Marriages may have been made in heaven, but there is a lot going for singles today. Firstly, you don’t have anyone telling you what to do, and secondly you don’t have anyone messing with your plans.
This is a double edge sword though, and with no financial accountability, going overboard isn’t too difficult. You could be happily unmarried by choice, chance or circumstance. Irrespective of the reasons, here are five things every single person must do, to be truly financially independent.
1. Emergency Fund: Emergency by its very nature means an unexpected event. It could be anything from a busted tire, to a medical emergency, to dark days of a job loss. Having an emergency fund though, makes dealing with an emergency easier. All you need to ensure is that your funds are invested in an instrument offering good liquidity. You may keep aside at least six months’ expenses in a liquid fund. Also remember, that emergency fund can be built gradually and not overnight, using the SIP route of investment in a Liquid Mutual Fund.

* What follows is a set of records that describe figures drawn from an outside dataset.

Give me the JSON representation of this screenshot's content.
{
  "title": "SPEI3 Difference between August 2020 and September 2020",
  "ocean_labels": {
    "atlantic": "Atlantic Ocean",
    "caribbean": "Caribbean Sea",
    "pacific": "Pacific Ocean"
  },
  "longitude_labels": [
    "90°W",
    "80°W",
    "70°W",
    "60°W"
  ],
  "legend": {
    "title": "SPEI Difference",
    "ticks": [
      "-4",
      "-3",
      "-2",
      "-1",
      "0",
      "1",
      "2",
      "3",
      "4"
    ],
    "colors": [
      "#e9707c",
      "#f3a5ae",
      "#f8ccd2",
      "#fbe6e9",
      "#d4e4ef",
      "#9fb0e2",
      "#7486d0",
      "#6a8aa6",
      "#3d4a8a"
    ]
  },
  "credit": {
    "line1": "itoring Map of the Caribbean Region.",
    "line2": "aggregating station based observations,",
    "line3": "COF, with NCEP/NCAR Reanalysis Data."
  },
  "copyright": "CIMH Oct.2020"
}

2. Medical Insurance: Get a health insurance for yourself, even if your employer provides one. So even if there’s a job loss or you are in between jobs, you are still covered. Buy a cover of at least Rs 3-5 lakh as medical insurance and add up as you can for critical illness cover. Unless you have a dependent, do not invest in a term life insurance policy.
3. Retirement planning: Retirement planning is the third most important part of financial planning for a single person. Your EPF, PPF and NPS are good options to invest for retirement, but they are certainly not enough. Build a core retirement strategy with Mutual funds so that you can get equity exposure as well as diversification of asset classes, that too in affordable amounts via SIP.
4. Other investments: The next set of investments are to be made keeping in mind your financial goals; short term, medium term and long term. Avoid stock picking based on tips. A healthy mix of debt, equity and gold instruments, as per your asset allocations, financial goals and risk appetite is the key. If possible, consider buying a home of your own. An assurance of a permanent roof over your head, will give you a certain amount of confidence. Don’t go for something beyond your reach, else EMIs might become unaffordable.
Retirement planning is the third most important part of financial planning for a single person. Your EPF, PPF and NPS are good options to invest for retirement, but they are certainly not enough.
5. Nominations and wills: Don’t ignore this important financial task. Ensure that you have relevant nominations and a will in place. Even as a single person, if you have created wealth, or have assets, getting a will in place is a must.
6. Important Tip: Life as a happily unmarried person can be fun, if you have disposable income. Living it up can be really easy with credit cards, or easy credit available in the market. The biggest mistake a single can do is rack up debt in the early years. So, while it’s okay to actually live a little it’s equally important to not get into a debt trap.